When I had to sell my mom's condo as the Executrix, I hired an Estate Attorney. They then took care of all of the realtor issues for me, while I handled the other loose ends of the estate.

They were more than worth their money, as I would have had no clue on how to proceed, and the chances of me messing it up would have been very high. I'd hire one, if that's possible.
posted by spinifex23 at 1:01 PM on March 18


Yes, as Executor you have a "Fiduciary Duty" to the beneficiaries. I suggest getting your hands on one of the Nolo Press books (they have several that cover being an Executor and/or Trustee) to get a read on what your responsibilities are. Our library has them in the reference section. I ended up buying a copy.

Fiduciary responsibilities include risk management. Using an agent lowers risk (as does using an Estate/Trust attorney). When I was in your position, the beneficiaries agreed that I should do for an "as-is" sale of my Mom's home, using an agent. The agent knew the local market (and the local flippers), and guided me through several hurdles that would have been costly (on my time and on Executor travel expenses). No regrets.

For value of the house, I suspect you mean "best sale price," but one thing my attorney had me do right away was get an appraisal "for estate purposes" as of time of death. That ended up being required as part of the sales paperwork, but had no bearing on the sales price. The Appraisal may have been a state (CA, in this case) requirement.
posted by dws at 5:11 PM on March 18 [1 favorite]

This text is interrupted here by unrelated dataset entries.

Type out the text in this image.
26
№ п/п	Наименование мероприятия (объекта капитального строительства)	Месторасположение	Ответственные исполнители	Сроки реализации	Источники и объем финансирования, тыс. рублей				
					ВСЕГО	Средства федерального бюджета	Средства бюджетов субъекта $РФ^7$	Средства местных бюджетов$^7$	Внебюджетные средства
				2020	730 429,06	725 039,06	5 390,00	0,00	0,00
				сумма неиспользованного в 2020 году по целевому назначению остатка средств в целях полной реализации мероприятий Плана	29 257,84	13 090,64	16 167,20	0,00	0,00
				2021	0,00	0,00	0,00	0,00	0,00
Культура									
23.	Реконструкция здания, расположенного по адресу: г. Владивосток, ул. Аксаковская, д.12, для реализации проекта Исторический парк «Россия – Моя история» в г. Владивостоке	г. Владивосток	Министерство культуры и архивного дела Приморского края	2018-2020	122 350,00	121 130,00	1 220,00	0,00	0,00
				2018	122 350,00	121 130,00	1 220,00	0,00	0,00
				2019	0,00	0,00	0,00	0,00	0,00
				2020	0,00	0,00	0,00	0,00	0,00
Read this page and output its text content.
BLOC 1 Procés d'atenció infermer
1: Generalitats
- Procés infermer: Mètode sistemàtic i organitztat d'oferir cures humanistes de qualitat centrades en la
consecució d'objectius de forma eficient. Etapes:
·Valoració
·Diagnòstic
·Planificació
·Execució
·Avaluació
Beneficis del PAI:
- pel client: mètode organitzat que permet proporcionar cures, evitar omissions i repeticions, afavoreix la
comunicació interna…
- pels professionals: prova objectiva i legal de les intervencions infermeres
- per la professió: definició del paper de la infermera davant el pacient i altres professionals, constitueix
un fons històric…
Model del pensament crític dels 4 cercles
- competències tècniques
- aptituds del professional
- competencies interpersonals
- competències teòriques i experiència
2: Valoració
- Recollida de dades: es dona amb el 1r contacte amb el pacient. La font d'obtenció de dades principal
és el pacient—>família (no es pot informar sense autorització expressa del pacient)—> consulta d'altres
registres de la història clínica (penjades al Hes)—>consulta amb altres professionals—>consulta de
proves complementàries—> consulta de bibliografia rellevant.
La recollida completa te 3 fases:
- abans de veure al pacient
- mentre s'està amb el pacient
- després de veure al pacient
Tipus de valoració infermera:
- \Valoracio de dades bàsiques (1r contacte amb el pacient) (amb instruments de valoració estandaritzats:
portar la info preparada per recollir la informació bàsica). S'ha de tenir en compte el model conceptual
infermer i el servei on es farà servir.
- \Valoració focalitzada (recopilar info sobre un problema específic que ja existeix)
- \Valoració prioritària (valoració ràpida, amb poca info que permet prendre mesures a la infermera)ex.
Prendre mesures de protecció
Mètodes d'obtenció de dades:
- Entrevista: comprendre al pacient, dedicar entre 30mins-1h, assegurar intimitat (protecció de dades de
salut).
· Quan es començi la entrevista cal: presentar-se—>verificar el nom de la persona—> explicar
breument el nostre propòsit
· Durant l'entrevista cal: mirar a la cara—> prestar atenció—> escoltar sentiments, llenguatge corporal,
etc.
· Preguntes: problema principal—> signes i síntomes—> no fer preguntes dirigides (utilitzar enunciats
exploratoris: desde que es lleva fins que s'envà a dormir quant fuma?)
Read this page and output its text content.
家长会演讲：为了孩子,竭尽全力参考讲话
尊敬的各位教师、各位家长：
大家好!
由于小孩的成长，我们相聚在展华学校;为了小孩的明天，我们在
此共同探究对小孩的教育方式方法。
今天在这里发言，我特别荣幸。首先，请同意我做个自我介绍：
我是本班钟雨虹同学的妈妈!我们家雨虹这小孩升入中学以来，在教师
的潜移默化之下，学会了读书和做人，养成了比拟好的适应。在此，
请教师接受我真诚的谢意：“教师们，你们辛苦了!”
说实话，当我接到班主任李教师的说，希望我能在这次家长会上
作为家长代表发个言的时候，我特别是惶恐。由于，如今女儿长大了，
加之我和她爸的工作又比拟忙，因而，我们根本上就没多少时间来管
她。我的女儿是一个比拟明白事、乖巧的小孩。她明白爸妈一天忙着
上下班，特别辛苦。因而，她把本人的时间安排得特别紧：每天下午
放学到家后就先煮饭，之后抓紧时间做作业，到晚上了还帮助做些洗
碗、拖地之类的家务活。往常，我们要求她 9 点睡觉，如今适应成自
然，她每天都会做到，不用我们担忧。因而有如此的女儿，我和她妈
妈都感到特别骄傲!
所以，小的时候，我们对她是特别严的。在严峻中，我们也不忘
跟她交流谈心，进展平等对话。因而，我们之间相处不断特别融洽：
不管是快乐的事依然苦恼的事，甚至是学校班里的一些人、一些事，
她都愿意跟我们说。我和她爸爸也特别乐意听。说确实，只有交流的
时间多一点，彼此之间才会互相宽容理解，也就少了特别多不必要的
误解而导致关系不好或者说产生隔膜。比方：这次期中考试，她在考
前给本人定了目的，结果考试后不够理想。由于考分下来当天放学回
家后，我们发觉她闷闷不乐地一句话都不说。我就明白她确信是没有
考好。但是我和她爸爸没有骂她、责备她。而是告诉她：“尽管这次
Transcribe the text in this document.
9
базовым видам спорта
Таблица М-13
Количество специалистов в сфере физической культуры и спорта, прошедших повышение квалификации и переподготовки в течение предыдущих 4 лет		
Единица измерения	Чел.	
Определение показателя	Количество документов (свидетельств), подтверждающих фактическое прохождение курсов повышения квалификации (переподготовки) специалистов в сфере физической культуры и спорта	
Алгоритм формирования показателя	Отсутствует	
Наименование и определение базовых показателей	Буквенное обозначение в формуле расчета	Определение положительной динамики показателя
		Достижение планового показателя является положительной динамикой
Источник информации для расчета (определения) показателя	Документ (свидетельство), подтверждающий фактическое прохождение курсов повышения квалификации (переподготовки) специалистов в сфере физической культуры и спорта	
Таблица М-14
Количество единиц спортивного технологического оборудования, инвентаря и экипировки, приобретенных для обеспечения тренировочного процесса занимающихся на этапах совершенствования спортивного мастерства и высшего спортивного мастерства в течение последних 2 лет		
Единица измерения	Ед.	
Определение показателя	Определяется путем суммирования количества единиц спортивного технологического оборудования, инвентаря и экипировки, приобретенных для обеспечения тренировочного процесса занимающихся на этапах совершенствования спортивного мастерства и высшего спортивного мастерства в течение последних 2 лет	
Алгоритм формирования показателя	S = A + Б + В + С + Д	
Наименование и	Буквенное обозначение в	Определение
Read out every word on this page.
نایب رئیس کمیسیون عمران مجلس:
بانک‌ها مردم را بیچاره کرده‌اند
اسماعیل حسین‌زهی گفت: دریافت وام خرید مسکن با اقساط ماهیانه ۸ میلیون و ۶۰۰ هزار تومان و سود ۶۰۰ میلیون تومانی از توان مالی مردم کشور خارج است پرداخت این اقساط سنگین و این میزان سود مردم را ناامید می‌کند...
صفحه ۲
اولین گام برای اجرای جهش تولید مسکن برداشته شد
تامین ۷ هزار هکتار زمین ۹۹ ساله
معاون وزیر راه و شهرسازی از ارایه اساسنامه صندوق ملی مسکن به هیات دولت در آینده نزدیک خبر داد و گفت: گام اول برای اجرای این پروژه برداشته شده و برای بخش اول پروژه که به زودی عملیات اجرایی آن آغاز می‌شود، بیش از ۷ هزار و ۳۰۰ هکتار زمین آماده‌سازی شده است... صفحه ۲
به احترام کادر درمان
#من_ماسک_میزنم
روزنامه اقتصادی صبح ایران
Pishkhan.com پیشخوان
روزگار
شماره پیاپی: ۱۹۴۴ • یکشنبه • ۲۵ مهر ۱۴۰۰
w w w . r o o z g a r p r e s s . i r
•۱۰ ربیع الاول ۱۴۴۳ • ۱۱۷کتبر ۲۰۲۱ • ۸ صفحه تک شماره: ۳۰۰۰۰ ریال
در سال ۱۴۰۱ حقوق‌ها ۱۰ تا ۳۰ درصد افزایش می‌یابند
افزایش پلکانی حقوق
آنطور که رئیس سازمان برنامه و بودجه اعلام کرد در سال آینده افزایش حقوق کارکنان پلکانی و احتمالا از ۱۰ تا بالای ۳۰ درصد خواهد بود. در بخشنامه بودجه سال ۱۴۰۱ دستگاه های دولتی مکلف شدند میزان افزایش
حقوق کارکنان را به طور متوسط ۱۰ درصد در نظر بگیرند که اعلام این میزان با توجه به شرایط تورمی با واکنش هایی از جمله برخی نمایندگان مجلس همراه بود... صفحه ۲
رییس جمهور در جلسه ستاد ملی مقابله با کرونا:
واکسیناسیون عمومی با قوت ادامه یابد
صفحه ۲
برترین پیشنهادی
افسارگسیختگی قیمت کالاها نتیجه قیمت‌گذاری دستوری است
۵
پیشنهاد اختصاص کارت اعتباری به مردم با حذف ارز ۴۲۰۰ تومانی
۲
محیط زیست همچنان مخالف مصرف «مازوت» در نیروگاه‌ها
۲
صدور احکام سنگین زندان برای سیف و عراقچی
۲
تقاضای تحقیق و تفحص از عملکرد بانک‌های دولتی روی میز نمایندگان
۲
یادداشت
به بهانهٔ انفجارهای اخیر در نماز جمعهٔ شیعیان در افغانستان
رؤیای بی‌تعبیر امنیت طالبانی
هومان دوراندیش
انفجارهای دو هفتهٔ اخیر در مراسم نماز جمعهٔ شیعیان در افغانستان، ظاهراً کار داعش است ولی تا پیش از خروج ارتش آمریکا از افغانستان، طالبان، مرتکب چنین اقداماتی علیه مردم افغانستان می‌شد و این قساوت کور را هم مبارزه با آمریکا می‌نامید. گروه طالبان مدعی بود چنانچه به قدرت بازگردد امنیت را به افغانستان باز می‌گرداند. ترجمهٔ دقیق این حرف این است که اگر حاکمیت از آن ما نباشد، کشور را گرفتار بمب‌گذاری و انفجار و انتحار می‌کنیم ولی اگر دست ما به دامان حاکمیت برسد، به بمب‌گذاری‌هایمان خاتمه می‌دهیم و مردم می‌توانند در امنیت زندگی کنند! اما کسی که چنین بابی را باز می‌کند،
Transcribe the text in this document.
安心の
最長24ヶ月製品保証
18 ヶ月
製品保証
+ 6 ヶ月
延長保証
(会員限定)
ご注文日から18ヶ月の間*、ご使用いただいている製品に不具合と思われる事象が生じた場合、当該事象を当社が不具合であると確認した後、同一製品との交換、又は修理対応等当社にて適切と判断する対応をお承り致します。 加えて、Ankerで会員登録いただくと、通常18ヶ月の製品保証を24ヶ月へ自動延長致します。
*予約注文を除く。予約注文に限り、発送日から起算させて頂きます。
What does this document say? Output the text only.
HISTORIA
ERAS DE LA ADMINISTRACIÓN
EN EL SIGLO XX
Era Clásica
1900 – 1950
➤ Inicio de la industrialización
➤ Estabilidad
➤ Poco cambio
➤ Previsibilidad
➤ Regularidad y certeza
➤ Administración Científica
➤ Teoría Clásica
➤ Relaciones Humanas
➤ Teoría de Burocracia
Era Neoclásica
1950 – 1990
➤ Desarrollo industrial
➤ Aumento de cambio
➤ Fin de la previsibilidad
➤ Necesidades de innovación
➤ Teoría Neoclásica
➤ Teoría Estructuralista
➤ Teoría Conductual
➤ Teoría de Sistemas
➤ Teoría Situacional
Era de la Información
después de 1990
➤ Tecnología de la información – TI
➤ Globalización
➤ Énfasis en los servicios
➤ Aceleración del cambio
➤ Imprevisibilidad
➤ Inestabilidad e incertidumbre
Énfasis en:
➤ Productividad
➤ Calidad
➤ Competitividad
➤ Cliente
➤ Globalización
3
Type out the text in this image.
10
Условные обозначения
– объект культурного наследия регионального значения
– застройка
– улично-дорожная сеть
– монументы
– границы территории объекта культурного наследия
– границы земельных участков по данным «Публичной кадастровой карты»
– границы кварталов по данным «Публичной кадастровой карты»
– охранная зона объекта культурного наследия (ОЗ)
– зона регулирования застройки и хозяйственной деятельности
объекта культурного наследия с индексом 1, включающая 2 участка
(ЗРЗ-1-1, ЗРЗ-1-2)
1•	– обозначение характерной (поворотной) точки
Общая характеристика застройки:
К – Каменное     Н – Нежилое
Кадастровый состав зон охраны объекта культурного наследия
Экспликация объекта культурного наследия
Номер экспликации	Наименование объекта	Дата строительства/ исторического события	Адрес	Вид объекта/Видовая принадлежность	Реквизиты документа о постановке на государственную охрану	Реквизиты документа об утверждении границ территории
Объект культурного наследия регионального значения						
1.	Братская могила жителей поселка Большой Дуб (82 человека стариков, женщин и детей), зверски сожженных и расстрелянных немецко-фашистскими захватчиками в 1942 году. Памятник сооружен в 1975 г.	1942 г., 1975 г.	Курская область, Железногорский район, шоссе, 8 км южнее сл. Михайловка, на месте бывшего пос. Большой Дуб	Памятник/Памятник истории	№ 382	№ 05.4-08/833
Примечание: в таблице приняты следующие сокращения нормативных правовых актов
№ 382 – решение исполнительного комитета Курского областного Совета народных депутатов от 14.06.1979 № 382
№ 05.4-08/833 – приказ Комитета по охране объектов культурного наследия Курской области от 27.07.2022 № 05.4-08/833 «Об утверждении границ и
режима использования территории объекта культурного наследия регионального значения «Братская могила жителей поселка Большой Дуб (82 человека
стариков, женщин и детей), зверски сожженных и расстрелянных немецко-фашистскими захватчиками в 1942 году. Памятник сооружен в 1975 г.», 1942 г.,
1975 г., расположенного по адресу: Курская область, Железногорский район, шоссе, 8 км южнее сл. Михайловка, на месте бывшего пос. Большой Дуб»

Such good information already posted. I sold a house out of Probate 'as is' using a real estate attorney to do all the disclosures and other paperwork (somewhat onerous in California) but cheaper than a RE commission. Consider an appraisal of the property's value as of date of death. Potentially, the 'Estate' could incur a capital gain or loss in the months before the property is sold which might be a taxable event (I am not a tax person). I had a Probate Attorney advising me all the way. And whatever you choose to do is generally subject to approval by the Court.